The Light-Rail Myth

THE MYTH: "Light rail will get people out of their automobiles and on to mass transit."
THE REALITY: Light rail is far more expensive and far less flexible than buses and there is little evidence that it can attract more riders than low-cost improvements in bus service.

Light rail cars were developed in the 1880s and 1890s, when they were known as "trolleys" or "streetcars." Considering that few city streets were paved and even fewer mechanized vehicles were available, streetcars were a great innovation for their time. By 1910, virtually every American city and town had a streetcar line.

But by 1930, nearly every American family owned an automobile. This competition combined with the Depression to kill off most of the streetcar lines.
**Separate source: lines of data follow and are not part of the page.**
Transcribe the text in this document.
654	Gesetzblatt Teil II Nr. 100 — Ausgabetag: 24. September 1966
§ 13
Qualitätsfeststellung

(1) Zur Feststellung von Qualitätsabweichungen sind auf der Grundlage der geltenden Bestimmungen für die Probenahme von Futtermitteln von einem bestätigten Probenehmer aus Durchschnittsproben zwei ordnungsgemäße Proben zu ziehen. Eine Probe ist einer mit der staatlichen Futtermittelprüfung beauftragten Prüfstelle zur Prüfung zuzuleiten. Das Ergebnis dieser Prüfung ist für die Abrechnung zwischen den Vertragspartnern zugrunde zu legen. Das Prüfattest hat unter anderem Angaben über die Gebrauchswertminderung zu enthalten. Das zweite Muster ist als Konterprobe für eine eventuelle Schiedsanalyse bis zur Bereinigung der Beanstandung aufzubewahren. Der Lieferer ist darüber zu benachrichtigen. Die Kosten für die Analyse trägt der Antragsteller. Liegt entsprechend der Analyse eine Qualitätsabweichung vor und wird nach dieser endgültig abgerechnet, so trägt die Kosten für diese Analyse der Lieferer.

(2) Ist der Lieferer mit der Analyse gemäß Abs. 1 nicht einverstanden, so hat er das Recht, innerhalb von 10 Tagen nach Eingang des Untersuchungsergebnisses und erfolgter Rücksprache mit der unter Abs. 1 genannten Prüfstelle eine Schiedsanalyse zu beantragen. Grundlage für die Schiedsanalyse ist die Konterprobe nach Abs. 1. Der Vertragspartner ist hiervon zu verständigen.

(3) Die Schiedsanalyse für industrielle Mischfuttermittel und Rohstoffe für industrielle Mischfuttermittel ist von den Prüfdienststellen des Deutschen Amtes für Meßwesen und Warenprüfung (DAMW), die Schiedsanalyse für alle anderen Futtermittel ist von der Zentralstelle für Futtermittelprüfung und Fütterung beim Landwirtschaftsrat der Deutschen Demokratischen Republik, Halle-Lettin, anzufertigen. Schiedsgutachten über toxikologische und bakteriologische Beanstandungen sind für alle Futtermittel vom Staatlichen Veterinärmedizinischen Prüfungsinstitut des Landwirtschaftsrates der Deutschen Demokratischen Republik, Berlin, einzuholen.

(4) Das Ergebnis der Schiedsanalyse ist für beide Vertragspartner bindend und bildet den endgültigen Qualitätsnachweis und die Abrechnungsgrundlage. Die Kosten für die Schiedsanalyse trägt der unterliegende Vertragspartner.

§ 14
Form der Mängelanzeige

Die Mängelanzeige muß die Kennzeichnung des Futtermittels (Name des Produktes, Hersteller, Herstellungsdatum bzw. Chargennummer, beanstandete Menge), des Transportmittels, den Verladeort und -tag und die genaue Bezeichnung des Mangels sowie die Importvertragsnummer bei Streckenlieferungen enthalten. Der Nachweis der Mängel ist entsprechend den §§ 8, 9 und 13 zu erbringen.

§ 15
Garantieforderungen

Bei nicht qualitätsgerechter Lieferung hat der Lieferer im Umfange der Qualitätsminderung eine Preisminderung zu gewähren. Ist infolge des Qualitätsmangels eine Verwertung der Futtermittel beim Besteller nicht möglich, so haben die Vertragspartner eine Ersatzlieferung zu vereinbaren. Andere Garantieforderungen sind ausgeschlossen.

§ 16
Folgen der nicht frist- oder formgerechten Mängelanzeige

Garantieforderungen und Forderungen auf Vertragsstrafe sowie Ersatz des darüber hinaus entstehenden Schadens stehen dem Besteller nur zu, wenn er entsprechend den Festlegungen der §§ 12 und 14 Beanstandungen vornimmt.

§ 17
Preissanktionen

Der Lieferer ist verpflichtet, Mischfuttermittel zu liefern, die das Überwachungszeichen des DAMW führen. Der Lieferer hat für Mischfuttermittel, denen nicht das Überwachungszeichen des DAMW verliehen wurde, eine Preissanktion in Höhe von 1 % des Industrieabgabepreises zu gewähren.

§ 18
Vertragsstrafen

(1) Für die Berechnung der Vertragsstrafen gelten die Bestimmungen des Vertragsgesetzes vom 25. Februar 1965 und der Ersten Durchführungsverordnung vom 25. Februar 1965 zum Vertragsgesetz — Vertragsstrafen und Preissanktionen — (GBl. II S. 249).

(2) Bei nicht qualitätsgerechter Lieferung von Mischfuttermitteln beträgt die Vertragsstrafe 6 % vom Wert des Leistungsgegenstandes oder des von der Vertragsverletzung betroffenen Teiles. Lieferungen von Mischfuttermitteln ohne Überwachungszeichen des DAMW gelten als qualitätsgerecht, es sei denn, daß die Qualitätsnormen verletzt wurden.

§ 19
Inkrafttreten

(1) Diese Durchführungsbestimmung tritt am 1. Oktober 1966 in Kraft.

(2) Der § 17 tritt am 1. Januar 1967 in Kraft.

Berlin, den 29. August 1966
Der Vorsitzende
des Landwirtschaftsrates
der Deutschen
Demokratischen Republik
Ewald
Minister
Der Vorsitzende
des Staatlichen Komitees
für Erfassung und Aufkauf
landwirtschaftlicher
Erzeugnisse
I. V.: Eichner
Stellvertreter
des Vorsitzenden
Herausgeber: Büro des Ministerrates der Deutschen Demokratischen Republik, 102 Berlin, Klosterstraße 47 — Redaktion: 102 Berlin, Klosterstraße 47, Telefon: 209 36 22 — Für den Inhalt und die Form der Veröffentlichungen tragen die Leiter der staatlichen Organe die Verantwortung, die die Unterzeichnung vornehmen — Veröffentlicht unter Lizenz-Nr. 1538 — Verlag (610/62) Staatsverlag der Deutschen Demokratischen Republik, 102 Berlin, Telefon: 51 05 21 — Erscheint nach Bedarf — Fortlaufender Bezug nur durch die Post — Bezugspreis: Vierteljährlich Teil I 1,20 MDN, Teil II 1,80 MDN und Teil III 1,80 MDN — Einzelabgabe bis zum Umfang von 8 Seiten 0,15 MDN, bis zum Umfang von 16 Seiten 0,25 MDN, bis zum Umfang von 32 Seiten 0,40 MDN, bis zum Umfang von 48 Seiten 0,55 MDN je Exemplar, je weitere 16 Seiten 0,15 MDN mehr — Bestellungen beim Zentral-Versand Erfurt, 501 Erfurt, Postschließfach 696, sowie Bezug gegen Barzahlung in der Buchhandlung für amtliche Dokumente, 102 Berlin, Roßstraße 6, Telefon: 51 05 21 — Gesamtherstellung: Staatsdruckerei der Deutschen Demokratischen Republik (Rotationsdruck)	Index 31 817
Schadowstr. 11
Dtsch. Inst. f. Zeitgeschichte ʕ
By 1960, they were found in only a few cities such as Boston, Philadelphia, and San Francisco. It is popularly believed that a conspiracy of auto and oil companies killed the streetcars. In fact, buses have several major advantages over streetcars.

Despite the streetcars' disadvantages, transit advocates today are promoting light rail in many American cities. Close to a dozen cities have opened new rail transit lines in the past decade, and many more are considering such lines.

Yet the experience of new light rail lines is that they cost far more and carry far fewer riders than anticipated. According to a report written by Don Pickrell, an analyst for the U.S. Department of Transportation, the projections made when cities decided to build new rail lines in the 1980s almost always overestimated ridership and underestimated both construction and operating costs.

Planners projected that the rail lines would cost about $1 to $2 per rider, including both operating and amortized capital costs. But with higher costs and lower ridership, actual costs came in at about $5 to $15 per rider.

Pickrell emphasizes that "the systematic tendency to overestimate ridership and underestimate capital and operating costs produces a bias toward the choice of capital-intensive transit improvements such as rail lines." City officials might encourage such a bias because rail projects allow them to get more federal money--much of it going to local construction workers--than bus projects.

Light rail doesn't work in most American cities because population densities are too low and most people want to travel in a lot of different directions, not just the direction the tracks go. "I want to live in one place, work in a second place, and play in a third," says Joel Garreau. "If that's what you want, the very least you need technologically is a form of individual transportation that goes where you want to go when you want to go. Trains just don't cut it. Trains require you to go where someone else wants you to go when someone else wants you to go."

Many planners aren't worried about low ridership. They view light rail as a way to attract high-density development. People like to live or work near a light-rail line, even if they rarely use it, because it gives them more options.

The trouble is that using light rail in this way to reduce congestion is self defeating. Suppose you double the population density in a light-rail corridor and that you also double the share of trips using transit from 5 percent to 10 percent. Then you still have an 80 percent increase in automobile traffic, which means you either have a lot of congestion or you have to spend a lot on widening the roads in the corridor. Roads are less congested--and less expensive--if you just keep densities low.

Despite all the hoopla, light rail is ultimately nineteenth century technology that won't solve twenty-first century urban problems. As Garreau says,

"Plan A" for the future of America is to pave the planet to accommodate cars. Everybody knows that's stupid. But the only alternative usually offered, "Plan B," is to return to nineteenth century rail. This involves forcing people to give up their individualism, and to live in apartments that are convenient to a form of mass transportation that requires thousands of people to want to go from the same point A to the same point B at the same time, like in Manhattan. This is in defiance of almost a century's worth of practice that shows that if Americans thought Manhattan was such a wonderful idea, they would have built more places like it, and they have not.